Por María Elisa Flushing
La conquista de la Antártida, un territorio inhóspito con temperaturas de hasta menos 80 grados y vientos de 300 kilómetros por hora, fue escenario de una de las más dramáticas carreras de la historia. Un equipo noruego, encabezado por el explorador Roald Amundsen, y otro inglés, liderado por el capitán Robert Falcon Scott, fueron los protagonistas de esta hazaña. El 14 de diciembre de 1911, Amudsen y sus compañeros noruegos llegaron al polo sur, mientras que los británicos lo lograron 34 días más tarde. Desmoralizados, ateridos de frío, agotados y sin alimentos, no pudieron Scott y sus hombres sobrevivir al duro viaje de retorno.
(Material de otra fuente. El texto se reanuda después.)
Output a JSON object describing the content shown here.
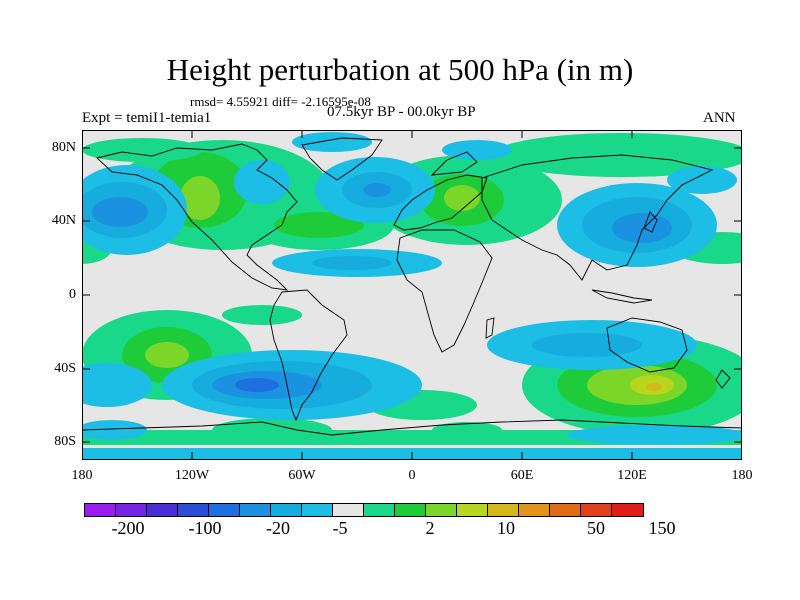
{
  "header": {
    "title": "Height perturbation at 500 hPa (in m)",
    "stats": "rmsd= 4.55921 diff= -2.16595e-08",
    "experiment": "Expt = temiI1-temia1",
    "period": "07.5kyr BP - 00.0kyr BP",
    "season": "ANN"
  },
  "axes": {
    "y_ticks": [
      "80N",
      "40N",
      "0",
      "40S",
      "80S"
    ],
    "x_ticks": [
      "180",
      "120W",
      "60W",
      "0",
      "60E",
      "120E",
      "180"
    ]
  },
  "colorbar": {
    "colors": [
      "#9a1cf2",
      "#7624e6",
      "#4a2fd6",
      "#2a4ed6",
      "#1e6fe0",
      "#1a92e0",
      "#17acde",
      "#1dbee6",
      "#e6e6e6",
      "#1ad88a",
      "#1ecc3a",
      "#7cd62a",
      "#b8d61e",
      "#d6b81a",
      "#e0941a",
      "#e06c1a",
      "#e0401a",
      "#e01e1a"
    ],
    "labels": [
      "-200",
      "-100",
      "-20",
      "-5",
      "2",
      "10",
      "50",
      "150"
    ]
  },
  "colors": {
    "background": "#e6e6e6",
    "coast": "#000000"
  }
}
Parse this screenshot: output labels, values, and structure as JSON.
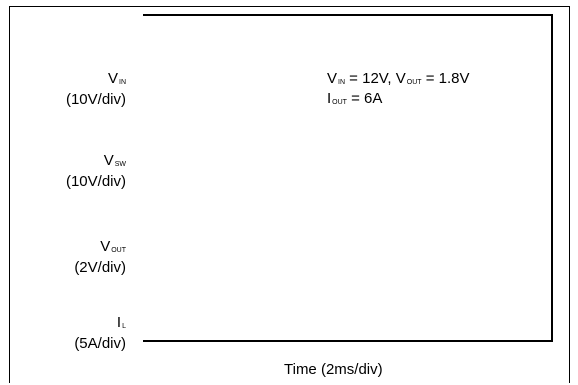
{
  "channels": [
    {
      "symbol": "V",
      "subscript": "IN",
      "scale": "(10V/div)"
    },
    {
      "symbol": "V",
      "subscript": "SW",
      "scale": "(10V/div)"
    },
    {
      "symbol": "V",
      "subscript": "OUT",
      "scale": "(2V/div)"
    },
    {
      "symbol": "I",
      "subscript": "L",
      "scale": "(5A/div)"
    }
  ],
  "conditions": {
    "line1": {
      "vin_symbol": "V",
      "vin_sub": "IN",
      "vin_value": " = 12V, ",
      "vout_symbol": "V",
      "vout_sub": "OUT",
      "vout_value": " = 1.8V"
    },
    "line2": {
      "iout_symbol": "I",
      "iout_sub": "OUT",
      "iout_value": " = 6A"
    }
  },
  "time_axis": {
    "label": "Time (2ms/div)"
  }
}
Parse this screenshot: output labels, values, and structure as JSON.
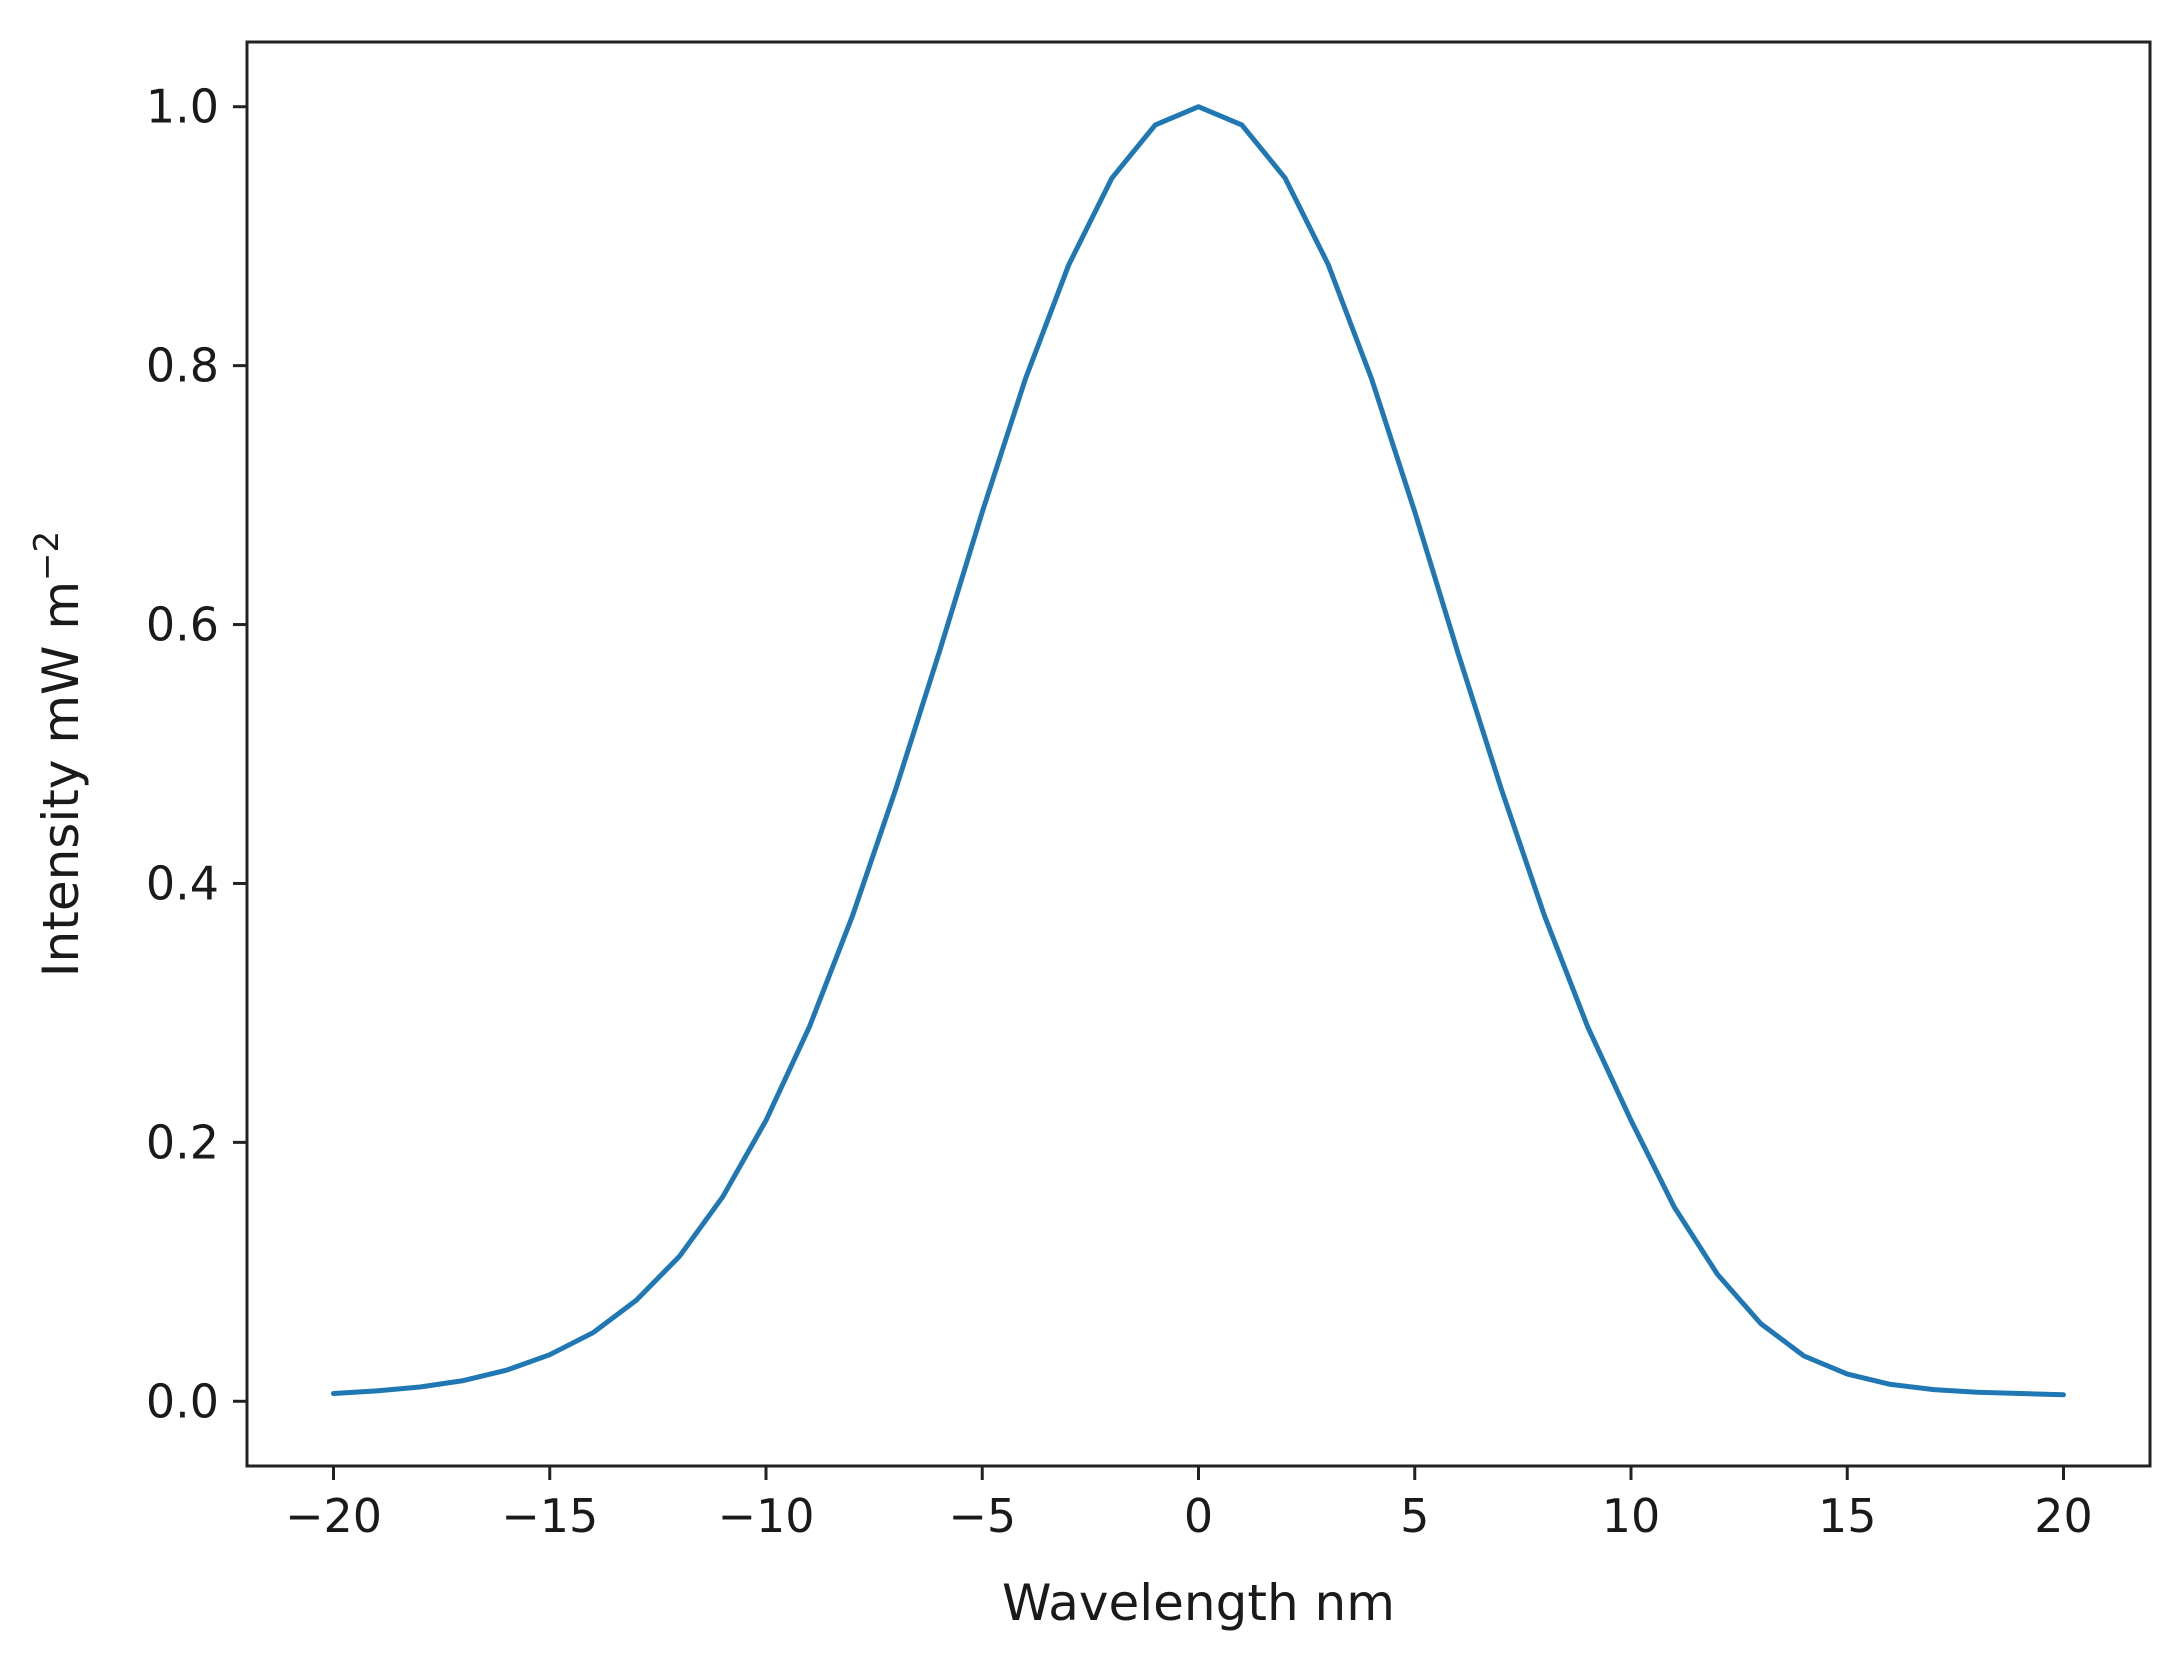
{
  "chart_data": {
    "type": "line",
    "xlabel": "Wavelength nm",
    "ylabel_main": "Intensity mW m",
    "ylabel_exponent": "−2",
    "xlim": [
      -22,
      22
    ],
    "ylim": [
      -0.05,
      1.05
    ],
    "xticks": [
      -20,
      -15,
      -10,
      -5,
      0,
      5,
      10,
      15,
      20
    ],
    "xtick_labels": [
      "−20",
      "−15",
      "−10",
      "−5",
      "0",
      "5",
      "10",
      "15",
      "20"
    ],
    "yticks": [
      0.0,
      0.2,
      0.4,
      0.6,
      0.8,
      1.0
    ],
    "ytick_labels": [
      "0.0",
      "0.2",
      "0.4",
      "0.6",
      "0.8",
      "1.0"
    ],
    "grid": false,
    "line_color": "#1f77b4",
    "series": [
      {
        "x": [
          -20,
          -19,
          -18,
          -17,
          -16,
          -15,
          -14,
          -13,
          -12,
          -11,
          -10,
          -9,
          -8,
          -7,
          -6,
          -5,
          -4,
          -3,
          -2,
          -1,
          0,
          1,
          2,
          3,
          4,
          5,
          6,
          7,
          8,
          9,
          10,
          11,
          12,
          13,
          14,
          15,
          16,
          17,
          18,
          19,
          20
        ],
        "y": [
          0.006,
          0.008,
          0.011,
          0.016,
          0.024,
          0.036,
          0.053,
          0.078,
          0.112,
          0.158,
          0.217,
          0.289,
          0.375,
          0.473,
          0.578,
          0.687,
          0.79,
          0.878,
          0.945,
          0.986,
          1.0,
          0.986,
          0.945,
          0.878,
          0.79,
          0.687,
          0.578,
          0.473,
          0.375,
          0.289,
          0.217,
          0.15,
          0.098,
          0.06,
          0.035,
          0.021,
          0.013,
          0.009,
          0.007,
          0.006,
          0.005
        ]
      }
    ]
  }
}
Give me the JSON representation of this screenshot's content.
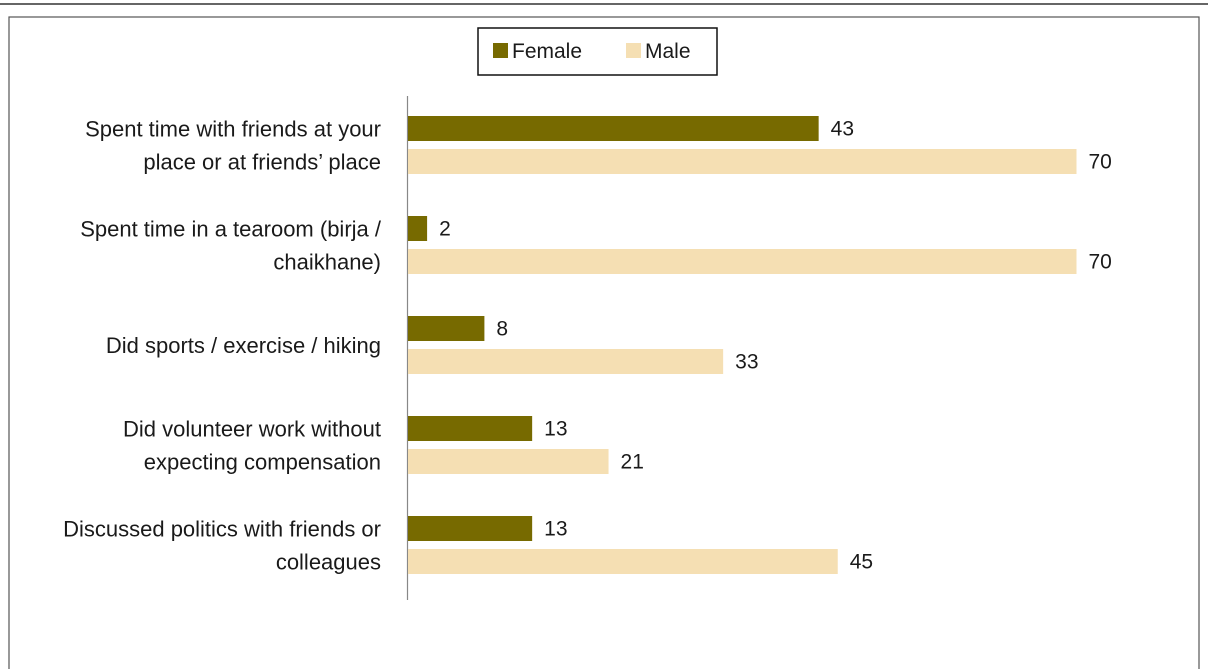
{
  "chart_data": {
    "type": "bar",
    "orientation": "horizontal",
    "categories": [
      [
        "Spent time with friends at your",
        "place or at friends’ place"
      ],
      [
        "Spent time in a tearoom (birja /",
        "chaikhane)"
      ],
      [
        "Did sports / exercise / hiking"
      ],
      [
        "Did volunteer work without",
        "expecting compensation"
      ],
      [
        "Discussed politics with friends or",
        "colleagues"
      ]
    ],
    "series": [
      {
        "name": "Female",
        "color": "#776a00",
        "values": [
          43,
          2,
          8,
          13,
          13
        ]
      },
      {
        "name": "Male",
        "color": "#f5dfb3",
        "values": [
          70,
          70,
          33,
          21,
          45
        ]
      }
    ],
    "xlim": [
      0,
      100
    ],
    "grid": false,
    "legend_position": "top-center",
    "data_labels": true
  }
}
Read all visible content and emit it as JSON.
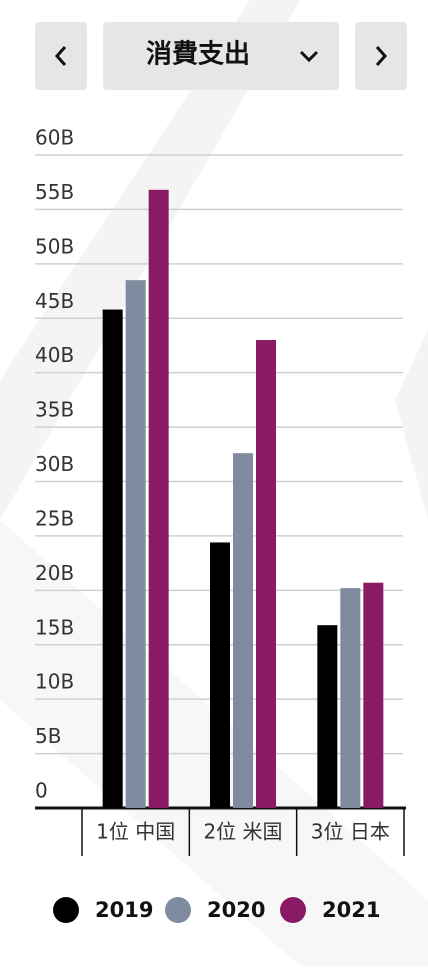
{
  "selector": "消費支出",
  "chart_data": {
    "type": "bar",
    "categories": [
      "1位 中国",
      "2位 米国",
      "3位 日本"
    ],
    "series": [
      {
        "name": "2019",
        "color": "#000000",
        "values": [
          45.8,
          24.4,
          16.8
        ]
      },
      {
        "name": "2020",
        "color": "#7f8b9e",
        "values": [
          48.5,
          32.6,
          20.2
        ]
      },
      {
        "name": "2021",
        "color": "#8a1a63",
        "values": [
          56.8,
          43.0,
          20.7
        ]
      }
    ],
    "ylim": [
      0,
      60
    ],
    "yticks": [
      0,
      {
        "value": 5,
        "label": "5B"
      },
      {
        "value": 10,
        "label": "10B"
      },
      {
        "value": 15,
        "label": "15B"
      },
      {
        "value": 20,
        "label": "20B"
      },
      {
        "value": 25,
        "label": "25B"
      },
      {
        "value": 30,
        "label": "30B"
      },
      {
        "value": 35,
        "label": "35B"
      },
      {
        "value": 40,
        "label": "40B"
      },
      {
        "value": 45,
        "label": "45B"
      },
      {
        "value": 50,
        "label": "50B"
      },
      {
        "value": 55,
        "label": "55B"
      },
      {
        "value": 60,
        "label": "60B"
      }
    ],
    "grid": true,
    "legend": "bottom"
  }
}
Amudsen, hábil aventurero y veterano en técnicas de supervivencia aprendidas de los esquimales, organizó una eficaz expedición con trineos y perros, en tanto que Scott decidió utilizar trineos a motor y caballos. No tardaron los trineos en averiarse y ningún caballo resistió el congelamiento de la piel y el hundimiento en la nieve bajo el peso de la carga. La expedición tuvo, entonces, que proseguir a pie cargando su propio equipo. Scott, obsesionado con ganar la conquista del Polo Sur para la gloria del Imperio Británico, firmó su propia sentencia de muerte y la de sus compañeros al llevar a cinco hombres para el trayecto final, en lugar de los cuatro para los que estaba prevista la comida.
Falcon Scott, y su lamentable fracaso, lejos de ser objeto de vergüenza por la improvisada y poca profesional expedición, se convirtió en ícono del heroísmo británico. El pormenorizado diario en el que Scott narra las penurias padecidas, y que se encontró unos meses después junto a su cadáver, lo elevaron a la categoría de héroe nacional y ejemplo del estoico espíritu inglés. Scott detalló la muerte de cada uno sus compañeros, como la del Capitán Oates, a quien una antigua herida de guerra lo imposibilitó para seguir caminando y voluntariamente se alejó del campamento. Las últimas palabras de Oates quedaron registradas en el diario: “Solo voy a salir y tal vez no regrese en un tiempo”.
En 1948, los estudios Ealing adaptaron el diario y llevaron a la pantalla la trágica épica de Scott y sus compañeros: “Scott of the Antartic”. La banda sonora para la película la compuso Ralph Vaugh Williams, popular músico inglés considerado por muchos el más grande desde la época de Henry Purcell. La improvisación y la falta de planificación de Scott para tamaña expedición asombraron al propio compositor.
Inspirado por el tema de exploración polar, Vaugh Williams incorporó, entre 1949 y 1952, gran parte de la banda sonora de la película a su Séptima Sinfonía dedicada a Ernest Irving, director musical de los estudios Ealing: La Sinfonía Antártica.
Cada uno de los cinco movimientos de esta sinfonía está precedido por un texto que, sin duda, describe la terrible odisea.
Preludio: “Para sufrir infortunios que la esperanza cree infinitos, para perdonar errores más oscuros que la muerte o la noche, para desafiar al poder que parece omnipotente. No para cambiar, ni titubear, ni arrepentirse. Esto… es lo que es. Bueno, grandioso y feliz, hermoso y libre. Esto sólo es la vida, la alegría, el imperio y la victoria”
Shelley -Prometeo Liberado
Scherzo: “Allí navegan los navíos; allí está ese Leviatán que formaste para jugar con él” Salmo 104
Paisaje: “¡Cascadas de hielo caen! Desde la cima de la montaña. Abajo, enormes pendientes y barrancos esperan. Torrentes que me hacen pensar que escucho una voz potente. Y cesaron de inmediato en medio de su loca caída. ¡Torrentes inmóviles! ¡Cataratas silenciosas!”
Coleridge – Himno antes del amanecer en el valle de Chamounix
Intermezzo: “El amor, de todos modos, no sabe de estaciones, ni tampoco de clima, ni de horas, días o meses; sólo son harapos del tiempo”.
Donne – El Amanecer.
Y por último, el Epílogo, tomado del propio diario del Capitán Robert Falcon Scott:
“No me arrepiento de este viaje; tomamos riesgos y lo sabíamos. Las cosas resultaron en contra nuestra y por lo tanto no tenemos razón para quejarnos”.